Approvare la riforma del Csm e dell’ordinamento giudiziario nell’aula della camera entro questa settimana, senza la fiducia. Un pezzo della maggioranza prova a raccogliere il bottino pieno grazie a un patto di solidarietà tra sei gruppi – Pd, M5S, Leu, Forza Italia, Coraggio Italia, Azione +Europa – che si impegnano a non presentare emendamenti al testo faticosamente approvato dalla commissione giustizia e a non votare quelli (circa duecento) dell’opposizione. Non partecipano al patto la Lega che insiste con emendamenti che ricalcano i quesiti referendari del prossimo 12 giugno e Italia viva che (a differenza dei leghisti che votano a favore) si sfila del tutto dalla riforma presentando una cinquantina di emendamenti: «Legge inutile, ci asteniamo». Il patto traballa quando i 5 Stelle, relatore del disegno di legge compreso, annunciano che si asterranno nel voto sull’articolo 12 della riforma, quello che riduce da quattro a uno solo i passaggi di funzione consentiti tra pm e giudice (e viceversa) ma la maggioranza, la ministra della giustizia Cartabia e il ministro per i rapporti con il parlamento D’Incà restano ottimisti e sperano nella conclusione alla camera già domani sera.
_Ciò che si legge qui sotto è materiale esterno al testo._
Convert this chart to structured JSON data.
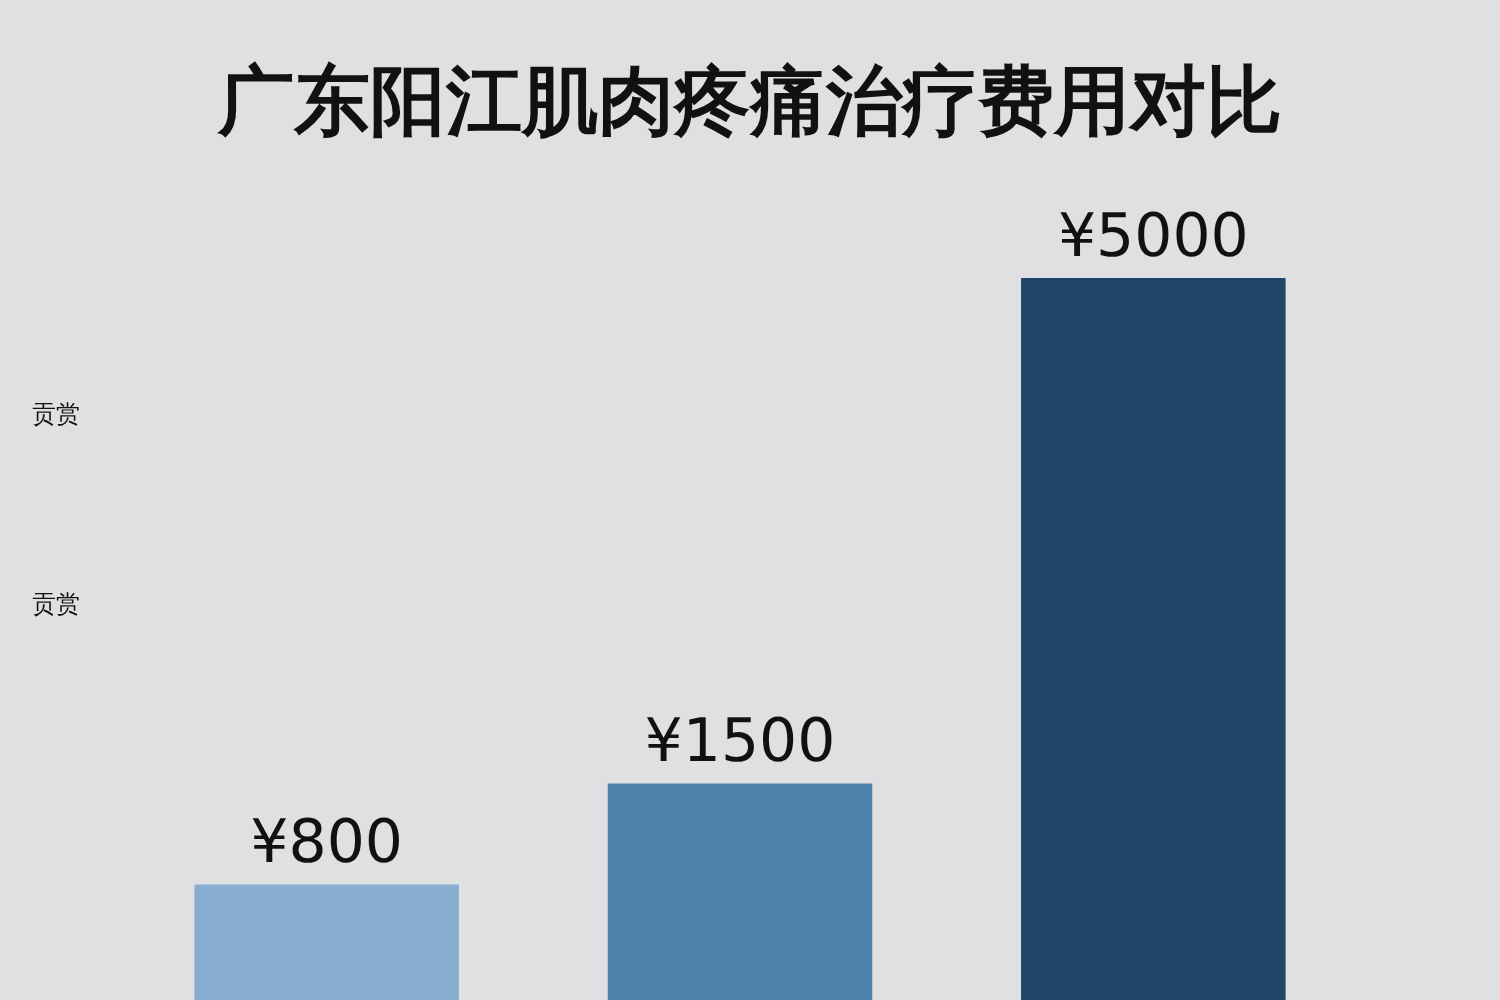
{
  "chart_data": {
    "type": "bar",
    "title": "广东阳江肌肉疼痛治疗费用对比",
    "categories": [
      null,
      null,
      null
    ],
    "values": [
      800,
      1500,
      5000
    ],
    "colors": [
      "#87aed1",
      "#4f7fab",
      "#1f4569"
    ],
    "value_labels": [
      "¥800",
      "¥1500",
      "¥5000"
    ],
    "annotations": [
      "贡赏",
      "贡赏"
    ],
    "grid": false,
    "legend": false
  }
}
Al senato servirà invece la fiducia per approvare senza intoppi e soprattutto velocemente la riforma. Gli uffici di via Arenula hanno in mente un blitz nei giorni immediatamente a seguire: la rapidissima approvazione del decreto sui nuovi collegi elettorali (adesso è previsto il sorteggio, ma prima di definire i dettagli servirà acquisire il parere del Csm uscente) e subito dopo la convocazione delle elezioni per il rinnovo del Consiglio che così potrebbero tenersi due mesi dopo, a luglio inoltrato. Se qualcosa va storto, al senato o nelle procedure di convocazione, si può rinviare il voto a settembre senza grossi disastri.
Nel frattempo l’Associazione nazionale magistrati prepara la clamorosa protesta. Ma malgrado l’accelerazione dei tempi alla camera, rallenta la convocazione, ampiamente annunciata, dello sciopero. Il presidente dell’Anm Giuseppe Santalucia si rivolge così al parlamentino delle toghe, riunito nel pomeriggio di ieri: «C’è stata una contrazione dei tempi alla camera, speriamo sia funzionale a dare al senato la possibilità di una discussione più ampia, e che sia l’occasione perché alcune delle nostre considerazioni critiche siano prese in considerazione». Sa bene anche lui che non è così e che al senato il provvedimento arriverà blindato, ma la magistratura associata è arrivata al momento di massimo scontro in condizioni di isolamento. Le forze politiche che condividono con l’Anm l’opposizione alla riforma lo fanno con argomenti diametralmente opposti a quelli dei magistrati.

Al mattino Santalucia e l’intera giunta esecutiva dell’Anm si presentano ai giornalisti confessando una difficoltà: «Siamo fortemente preoccupati per i contenuti di questa riforma e li contrastiamo, ma abbiamo bisogno di far capire ai cittadini che non siamo una casta che si oppone al confronto e alle novità. Siamo consapevoli della necessità di una riforma, ma di una riforma diversa da questa che guarda molto al passato e utilizza la leva disciplinare per spaventare e controllare i magistrati».

L’Associazione però è ancora divisa, come lo è stata durante tutta la fase della preparazione della riforma tanto da non aver potuto presentare una sua proposta di nuova legge elettorale per il Csm. Tra chi propone non una ma più giornate di sciopero e chi vede il rischio di peggiorare in questo modo la popolarità delle toghe presso l’opinione pubblica, la decisione del vertice dell’Anm (approvata a maggioranza) è quella di rinviare all’assemblea generale dei magistrati del 30 aprile prossimo «di deliberare su ogni efficace forma di protesta, ivi compresa la proclamazione di una giornata di astensione dall’attività giudiziaria». Assemblea alla quale saranno invitati i responsabili giustizia dei partiti. Nel frattempo l’Anm propone di convocare una «Notte Bianca sulla riforma dell’ordinamento giudiziario», organizzando negli uffici giudiziari «eventi serali di informazione e dibattito», chiede agli iscritti di leggere un documento in apertura delle udienze e prepara comunicati da pubblicare sui giornali. «La magistratura prima di arrivare a forme i proteste radicali cerca un dialogo», spiega Santalucia. Intanto la riforma corre.